As a long-term care clinician and a medical director, I worry about COVID-19. I am responsible for mitigating the risks of COVID-19 and other outbreaks but I am also keenly aware of the dangers of prolonged isolation on residents’ well-being.
While I struggled with the dilemma of virus versus visitors, as a palliative care practitioner, I know the importance of family and friends to overall health.
COVID-19 has exposed the ills of long-term care but I hear words like facilities, beds and dollars when I hear talk about solutions. What we need to hear are words like people, time and quality of life. And we need to talk about a palliative approach to long-term care because the very words symbolize the quality of life we all seek.
We call it long-term care but for those living there it is their home, or it should be. Throughout society, what we have failed to face is that it is often a person’s last home. A long-term care resident is most often elderly and fast approaching the end of life, with an average time from admission to death of less than two years (CIHI 2018).
This is not the time for heroic measures and unnecessary trips to hospitals that often fail to extend life and instead cause more suffering and complications. It is a time to focus on living as well as possible until the end of life, based on an individual’s values and needs. That’s what the palliative approach means.
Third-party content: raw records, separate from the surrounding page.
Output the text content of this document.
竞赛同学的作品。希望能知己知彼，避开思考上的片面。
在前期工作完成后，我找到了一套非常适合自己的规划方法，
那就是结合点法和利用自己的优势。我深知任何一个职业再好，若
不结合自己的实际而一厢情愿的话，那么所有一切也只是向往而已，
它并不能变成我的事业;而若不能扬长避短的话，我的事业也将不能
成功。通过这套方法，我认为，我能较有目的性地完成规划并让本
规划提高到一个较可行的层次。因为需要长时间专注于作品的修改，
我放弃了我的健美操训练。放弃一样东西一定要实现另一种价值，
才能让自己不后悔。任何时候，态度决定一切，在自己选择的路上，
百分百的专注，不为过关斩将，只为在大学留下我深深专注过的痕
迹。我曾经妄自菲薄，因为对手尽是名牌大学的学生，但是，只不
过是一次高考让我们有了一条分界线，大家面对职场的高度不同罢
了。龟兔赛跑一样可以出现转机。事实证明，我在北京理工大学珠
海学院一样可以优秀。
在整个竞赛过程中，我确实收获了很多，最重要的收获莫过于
It is not a resignation or a giving-in to death; instead, it is embracing life and all that we are – physically, emotionally, socially, psychologically and spiritually. And it is not just a checklist of tasks – toileting, bathing, feeding and medications – instead it focuses on quality of life.
Intrinsic to both home and quality of life are human connections. Emphatically, in long-term care, those social connections very much include the people most ever-present in a resident’s daily life – the staff. To deliver genuine compassionate and resident-centred care, staff need a few things. For nurses and personal support workers (PSW), limiting work to one home can bring job stability and a personal sense of security and – importantly – allows the staff to get to know the residents and develop those human connections.
Everyone working in long-term care – physicians, nurses, PSWs, allied health providers, administrative staff and volunteers – need to understand the importance of quality of life and deliver it with a palliative approach to care. Fortunately, that approach can be learned. There are excellent training opportunities available, including an online course through Hospice Palliative Care Ontario.
Finally, staff need sufficient time. Quality of life care is not a checklist of tasks completed by a schedule within prescribed hours. Staff need time to genuinely check-in with residents and their families to ensure that physical needs are being addressed while the core values of the whole person are supported.
So, while we work to fix long-term care and talk about systems, standards and bed counts, I strongly urge everyone to remember that we are talking about people – people for whom long-term care is their home, and likely their last home. We all need and want a good home and a good quality of life. Both of these will be realized by familiarizing ourselves and getting comfortable with the palliative approach.